B corporation: Does your company have a dedicated social mission, a good cause built into its foundation that you’d like to continue furthering as your company grows? If so, you might want to consider becoming a B corporation, which stands for “benefit corporation.” However, the name is a bit misleading; a B corp isn’t an entirely different structure than a regular C corporation. It’s merely a C corp that has been vetted and approved for B corp status. Some states give tax breaks to B corps, and it’s a great way to stand behind a cause.

What should you be aware of?

While there are advantages to forming a corporation, it’s certainly not for everyone, as corporations are the most difficult types of businesses to form. Here are some things to keep in mind:

  • You’ll have the most limited liability possible: A corporation is an entity unto itself; the concerns that a sole proprietor or partnership face if the business goes bad aren’t present for a corporation. Your personal assets are fully protected if you start a corporation.
  • Corporations have more potential to raise capital: Corporations can sell stock, which increases their ability to get investors.
  • Separate taxation: Corporate taxes are filed separately from personal taxes, meaning that your business will be eligible for tax breaks. See the IRS corporation page for more info.
  • Corporations are more difficult to set up: The biggest potential downside to starting a corporation is the fact that it’s the most complicated business structure, and therefore takes the most work to establish.
  • Double taxation can be a factor: Depending on the size of your business, this may not be an issue. However, you will probably want to work with a business accountant on this one—which may be an added expense and hassle for a very small business.

Further reading:

Nonprofit (1)

Nonprofit

On the opposite end of the business structure spectrum, you’ll find nonprofits.

They differ greatly from the previous business structures, for one obvious reason: they’re a “not for profit” business structure, meaning they do not exist to generate revenue for shareholders, but rather funnel business revenue into a social mission, cause, or purpose.

Who is a nonprofit for?

A nonprofit business is great for those whose businesses mission is charitable, educational, scientific, religious, literary—essentially, businesses that qualify for tax-exempt status.

This can include organizations that provide shelters for the homeless, conservation groups, performing arts centers and museums, various education centers, and more.

How do you form a nonprofit?

Forming a nonprofit is similar to forming a corporation; you’ll need to file your articles of incorporation, as well as file for tax-exempt status with both your state and federal government.

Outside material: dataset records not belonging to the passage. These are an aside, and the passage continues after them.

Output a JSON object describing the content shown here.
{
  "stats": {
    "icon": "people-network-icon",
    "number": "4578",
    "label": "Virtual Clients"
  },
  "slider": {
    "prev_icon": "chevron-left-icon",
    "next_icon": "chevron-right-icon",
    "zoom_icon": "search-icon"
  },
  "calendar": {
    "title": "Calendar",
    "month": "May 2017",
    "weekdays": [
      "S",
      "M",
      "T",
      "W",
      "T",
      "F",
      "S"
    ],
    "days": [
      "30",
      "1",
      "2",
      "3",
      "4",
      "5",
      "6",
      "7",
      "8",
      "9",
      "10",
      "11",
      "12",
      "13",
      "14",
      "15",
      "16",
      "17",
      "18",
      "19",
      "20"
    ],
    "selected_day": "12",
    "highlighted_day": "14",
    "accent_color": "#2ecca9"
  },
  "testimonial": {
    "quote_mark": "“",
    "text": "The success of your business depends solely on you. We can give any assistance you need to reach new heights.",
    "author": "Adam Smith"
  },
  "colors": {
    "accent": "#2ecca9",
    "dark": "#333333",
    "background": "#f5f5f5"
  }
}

What’s the difference between a nonprofit and a cooperative?

Similar to a nonprofit, a cooperative is a business with a social mission that doesn’t divide income between shareholders, but rather toward a cause or purpose. However, while some states view nonprofits and cooperatives as the same, a cooperative differs in the sense that it is owned by the members, referred to as “user-owners.”

If you plan on organizing your business so that it is democratically owned, it might be a good idea to look into the cooperative business structure.

What should you be aware of?

Starting a nonprofit can be deeply rewarding, but as they’re similar in structure to a corporation, they’re not a walk in the park to form.

  • You’ll need to treat your setup like a corporation: Filing your articles of incorporation, creating bylaws, appointing board members and holding board meetings—while your mission may be to make the world a better place, it’s not a quick and easy process and there’s a lot of legwork (and paperwork) involved.
  • Fundraising will be your main priority: Nonprofits generally rely on fundraising and grants to keep a flow of income into their business.